PLANO DE SAÚDE É OBRIGADO A FORNECER TRATAMENTO EM CASA (HOME CARE)?

Por Quirino e Paixão janeiro 29, 2026
Escrito por Quirino e Paixão

         Determinadas condições de saúde exigem uma atenção especial que se estende às internações hospitalares ou, ainda, diante da situação vivida, são de suma importância para ter dignidade durante um tratamento de saúde.

         O “Home Care” ou “Assistência Médica Domiciliar” é uma forma de realizar cuidados de saúde no ambiente domiciliar, muito indicado para pacientes com condições crônicas, como Alzheimer, pessoas em recuperação de Acidente Vascular Cerebral (AVC), pacientes oncológicos em cuidados paliativos, pacientes vegetativos, entre outras condições que exigem um tratamento multidisciplinar de cuidados à saúde, substituindo a internação hospitalar.

         Mas você pode estar se perguntando: o plano de saúde é obrigado a fornecer esse tipo de tratamento? A resposta é: depende.

         Para início de conversa, precisamos entender que é comum que os planos de saúde neguem o fornecimento do Home Care, sob o argumento de que o procedimento não consta no rol da ANS ou de que não há previsão contratual expressa. No entanto, esse tipo de negativa nem sempre é válida.

         O entendimento dos tribunais é de que o rol da ANS é taxativo mitigado, ou seja, estabelece que este é a regra geral, mas permite exceções para tratamentos não listados, desde que haja comprovação científica robusta, prescrição médica e ausência de alternativa terapêutica eficaz no rol, com o objetivo de equilibrar a proteção ao consumidor e a previsibilidade para os planos de saúde, vez que se tratam de tratamentos indispensáveis à saúde e à vida do paciente.

         Desse modo, se a internação hospitalar está prevista no contrato, o plano não pode recusar o Home Care, quando este substitui a internação e apresenta igual ou maior benefício ao paciente.

         Ainda, em todos os casos, a operadora não pode substituir a indicação médica por critérios administrativos. Portanto, conforme explicado, o plano de saúde obrigado a fornecer o tratamento em domicílio, na hipótese descrita.
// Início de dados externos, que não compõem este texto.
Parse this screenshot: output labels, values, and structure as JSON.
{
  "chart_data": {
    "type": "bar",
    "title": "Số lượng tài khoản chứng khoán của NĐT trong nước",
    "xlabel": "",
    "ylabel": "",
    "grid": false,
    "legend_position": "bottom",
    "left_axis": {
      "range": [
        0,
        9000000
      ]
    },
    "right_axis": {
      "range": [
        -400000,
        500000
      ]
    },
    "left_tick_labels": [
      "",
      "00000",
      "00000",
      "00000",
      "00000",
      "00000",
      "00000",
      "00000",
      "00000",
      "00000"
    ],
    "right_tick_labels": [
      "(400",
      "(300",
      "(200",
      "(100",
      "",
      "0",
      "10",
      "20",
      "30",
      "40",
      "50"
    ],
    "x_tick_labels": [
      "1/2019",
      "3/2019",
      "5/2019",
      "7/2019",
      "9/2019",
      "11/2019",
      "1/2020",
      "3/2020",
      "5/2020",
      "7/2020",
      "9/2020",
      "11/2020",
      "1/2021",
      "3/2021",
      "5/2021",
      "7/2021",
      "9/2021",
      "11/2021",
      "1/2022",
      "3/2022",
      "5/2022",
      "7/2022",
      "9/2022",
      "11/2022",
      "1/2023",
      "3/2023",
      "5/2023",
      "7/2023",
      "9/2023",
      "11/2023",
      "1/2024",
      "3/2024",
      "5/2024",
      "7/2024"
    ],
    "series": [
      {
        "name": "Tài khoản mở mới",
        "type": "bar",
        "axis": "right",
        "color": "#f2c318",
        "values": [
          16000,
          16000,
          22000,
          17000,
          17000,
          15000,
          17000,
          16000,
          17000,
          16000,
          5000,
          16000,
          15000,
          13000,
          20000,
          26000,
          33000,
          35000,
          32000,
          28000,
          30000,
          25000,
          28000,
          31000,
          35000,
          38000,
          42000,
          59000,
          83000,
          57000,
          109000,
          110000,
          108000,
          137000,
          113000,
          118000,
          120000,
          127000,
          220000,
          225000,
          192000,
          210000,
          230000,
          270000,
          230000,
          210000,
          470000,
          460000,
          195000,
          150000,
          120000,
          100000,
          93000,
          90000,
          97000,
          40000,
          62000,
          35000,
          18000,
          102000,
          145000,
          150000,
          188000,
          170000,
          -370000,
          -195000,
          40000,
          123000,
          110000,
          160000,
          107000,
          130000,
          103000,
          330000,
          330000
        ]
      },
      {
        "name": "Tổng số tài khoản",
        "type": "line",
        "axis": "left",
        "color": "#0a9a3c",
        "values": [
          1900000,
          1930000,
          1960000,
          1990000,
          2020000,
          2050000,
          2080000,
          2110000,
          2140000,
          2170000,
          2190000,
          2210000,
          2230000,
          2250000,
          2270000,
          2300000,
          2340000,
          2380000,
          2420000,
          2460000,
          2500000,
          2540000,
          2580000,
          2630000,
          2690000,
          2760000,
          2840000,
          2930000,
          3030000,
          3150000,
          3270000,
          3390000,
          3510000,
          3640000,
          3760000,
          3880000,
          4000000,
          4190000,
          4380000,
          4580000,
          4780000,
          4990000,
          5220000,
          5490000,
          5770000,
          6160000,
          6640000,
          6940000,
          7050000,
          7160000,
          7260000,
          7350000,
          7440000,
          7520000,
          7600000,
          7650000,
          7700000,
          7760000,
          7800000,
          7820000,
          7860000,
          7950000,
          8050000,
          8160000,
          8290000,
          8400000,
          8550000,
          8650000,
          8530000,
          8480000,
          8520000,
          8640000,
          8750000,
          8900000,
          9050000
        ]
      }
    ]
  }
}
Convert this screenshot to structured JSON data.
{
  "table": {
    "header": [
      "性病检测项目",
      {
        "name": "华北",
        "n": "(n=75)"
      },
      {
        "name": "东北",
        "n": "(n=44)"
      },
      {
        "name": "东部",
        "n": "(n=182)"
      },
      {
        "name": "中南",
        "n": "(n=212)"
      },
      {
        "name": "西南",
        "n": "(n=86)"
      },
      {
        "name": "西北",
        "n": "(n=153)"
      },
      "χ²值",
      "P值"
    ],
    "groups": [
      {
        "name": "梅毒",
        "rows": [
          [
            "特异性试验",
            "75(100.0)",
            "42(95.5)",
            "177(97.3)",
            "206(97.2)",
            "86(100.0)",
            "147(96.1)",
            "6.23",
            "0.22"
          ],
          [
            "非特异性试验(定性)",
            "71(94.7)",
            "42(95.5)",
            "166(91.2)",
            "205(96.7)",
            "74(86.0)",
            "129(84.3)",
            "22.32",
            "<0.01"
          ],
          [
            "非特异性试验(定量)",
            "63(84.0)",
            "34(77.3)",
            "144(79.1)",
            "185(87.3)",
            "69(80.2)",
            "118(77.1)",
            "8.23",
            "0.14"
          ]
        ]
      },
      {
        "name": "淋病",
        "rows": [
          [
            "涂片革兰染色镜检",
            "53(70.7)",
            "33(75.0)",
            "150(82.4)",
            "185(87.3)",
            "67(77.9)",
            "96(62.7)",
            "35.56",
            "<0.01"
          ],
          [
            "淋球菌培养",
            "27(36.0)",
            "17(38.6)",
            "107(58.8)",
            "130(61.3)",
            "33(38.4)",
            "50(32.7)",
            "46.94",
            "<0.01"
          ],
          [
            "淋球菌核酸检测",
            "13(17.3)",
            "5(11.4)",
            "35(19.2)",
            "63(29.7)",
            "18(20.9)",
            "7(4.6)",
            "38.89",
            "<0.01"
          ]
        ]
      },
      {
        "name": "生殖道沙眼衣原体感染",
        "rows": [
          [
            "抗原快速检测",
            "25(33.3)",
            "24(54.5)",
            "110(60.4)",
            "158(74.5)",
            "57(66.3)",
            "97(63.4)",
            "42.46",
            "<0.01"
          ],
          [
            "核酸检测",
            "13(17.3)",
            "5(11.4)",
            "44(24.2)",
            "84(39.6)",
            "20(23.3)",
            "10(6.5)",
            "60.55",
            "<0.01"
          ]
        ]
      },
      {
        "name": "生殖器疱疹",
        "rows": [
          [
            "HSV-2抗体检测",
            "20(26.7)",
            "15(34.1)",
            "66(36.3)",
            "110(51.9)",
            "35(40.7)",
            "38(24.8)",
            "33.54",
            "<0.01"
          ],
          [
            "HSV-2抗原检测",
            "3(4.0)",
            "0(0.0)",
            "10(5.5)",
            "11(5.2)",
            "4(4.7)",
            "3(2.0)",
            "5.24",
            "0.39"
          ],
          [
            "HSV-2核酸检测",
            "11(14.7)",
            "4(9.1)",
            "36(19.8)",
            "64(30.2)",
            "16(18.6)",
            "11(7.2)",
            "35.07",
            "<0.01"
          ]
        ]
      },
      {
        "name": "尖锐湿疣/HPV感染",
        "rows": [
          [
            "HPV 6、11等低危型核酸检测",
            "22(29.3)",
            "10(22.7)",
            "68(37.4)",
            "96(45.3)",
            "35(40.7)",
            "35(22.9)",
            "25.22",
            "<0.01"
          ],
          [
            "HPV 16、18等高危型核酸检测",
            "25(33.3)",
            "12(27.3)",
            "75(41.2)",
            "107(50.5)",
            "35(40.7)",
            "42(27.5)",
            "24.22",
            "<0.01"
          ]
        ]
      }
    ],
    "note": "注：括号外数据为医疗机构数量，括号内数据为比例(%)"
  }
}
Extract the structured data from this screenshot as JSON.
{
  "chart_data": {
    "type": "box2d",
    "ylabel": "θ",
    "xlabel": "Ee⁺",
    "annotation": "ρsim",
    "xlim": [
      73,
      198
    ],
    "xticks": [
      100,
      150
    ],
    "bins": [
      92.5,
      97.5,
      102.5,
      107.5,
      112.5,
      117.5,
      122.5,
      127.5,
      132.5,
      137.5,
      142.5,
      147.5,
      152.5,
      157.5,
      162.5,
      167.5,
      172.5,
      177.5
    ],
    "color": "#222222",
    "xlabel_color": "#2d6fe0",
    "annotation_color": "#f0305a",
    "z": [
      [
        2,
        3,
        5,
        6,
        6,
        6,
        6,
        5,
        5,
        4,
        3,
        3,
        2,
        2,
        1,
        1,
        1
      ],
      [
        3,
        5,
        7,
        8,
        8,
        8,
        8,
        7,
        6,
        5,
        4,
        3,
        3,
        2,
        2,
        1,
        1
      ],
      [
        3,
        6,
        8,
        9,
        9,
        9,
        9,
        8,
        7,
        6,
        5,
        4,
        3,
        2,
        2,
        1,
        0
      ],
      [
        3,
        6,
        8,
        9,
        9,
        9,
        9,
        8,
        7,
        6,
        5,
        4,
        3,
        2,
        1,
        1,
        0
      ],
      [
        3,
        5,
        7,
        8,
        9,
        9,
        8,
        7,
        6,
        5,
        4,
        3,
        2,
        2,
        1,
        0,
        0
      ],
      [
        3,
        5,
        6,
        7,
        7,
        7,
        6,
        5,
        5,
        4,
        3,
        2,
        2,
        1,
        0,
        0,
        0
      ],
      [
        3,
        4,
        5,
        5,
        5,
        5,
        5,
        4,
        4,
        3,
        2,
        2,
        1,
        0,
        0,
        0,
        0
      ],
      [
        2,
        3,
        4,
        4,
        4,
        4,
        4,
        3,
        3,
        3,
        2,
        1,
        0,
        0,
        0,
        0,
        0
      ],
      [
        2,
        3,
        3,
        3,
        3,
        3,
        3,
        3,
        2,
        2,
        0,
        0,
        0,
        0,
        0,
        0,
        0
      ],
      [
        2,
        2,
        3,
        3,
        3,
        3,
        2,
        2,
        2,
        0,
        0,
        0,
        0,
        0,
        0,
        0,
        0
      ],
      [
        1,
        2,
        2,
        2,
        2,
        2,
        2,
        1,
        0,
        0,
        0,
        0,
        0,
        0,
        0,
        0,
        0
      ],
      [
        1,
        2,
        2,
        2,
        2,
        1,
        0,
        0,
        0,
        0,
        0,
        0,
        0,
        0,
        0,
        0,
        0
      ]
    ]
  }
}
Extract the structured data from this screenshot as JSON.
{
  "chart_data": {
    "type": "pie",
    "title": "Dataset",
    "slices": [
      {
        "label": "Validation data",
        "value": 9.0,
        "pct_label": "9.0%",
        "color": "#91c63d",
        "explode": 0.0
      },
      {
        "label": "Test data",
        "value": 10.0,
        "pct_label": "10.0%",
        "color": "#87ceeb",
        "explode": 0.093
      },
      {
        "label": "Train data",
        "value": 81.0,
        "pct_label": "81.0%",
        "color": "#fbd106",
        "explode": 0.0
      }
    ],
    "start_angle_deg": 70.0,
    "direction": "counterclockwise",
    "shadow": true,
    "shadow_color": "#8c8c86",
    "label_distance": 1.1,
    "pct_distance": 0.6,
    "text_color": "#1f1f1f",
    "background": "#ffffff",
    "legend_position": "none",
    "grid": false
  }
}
         Mas tratamentos domiciliares não se limitam à substituição da internação hospitalar e o caso que está gerando a sua dúvida pode ser enquadrado em outras duas situações.

         Caso seja uma atenção domiciliar básica, o plano de saúde poderá negá-lo, pois é da responsabilidade da família realizar certas atividades de cuidado básico à saúde.

         Ocorre que, a depender da prescrição médica e real necessidade, poderá ser realizado questionamento judicial, quando esse cuidado “extrapola” a capacidade familiar, adentrando especificidades que fogem da capacidade da família de, inclusive, garantir uma dignidade à pessoa enferma. É essa negativa do plano de saúde que costuma ser mais frequente e a que costuma exigir um empenho judicial.

         Caso a atenção domiciliar seja média, como quando existe uma necessidade de oxigenoterapia, monitoramento periódico de sinais vitais, uma aparelhagem mais robusta e, evidentemente, profissionais capacitados, evidencia-se uma situação em que o Home Care substitui uma internação prolongada, em que os tribunais tendem a decidir pela necessidade de cobertura do plano de saúde. 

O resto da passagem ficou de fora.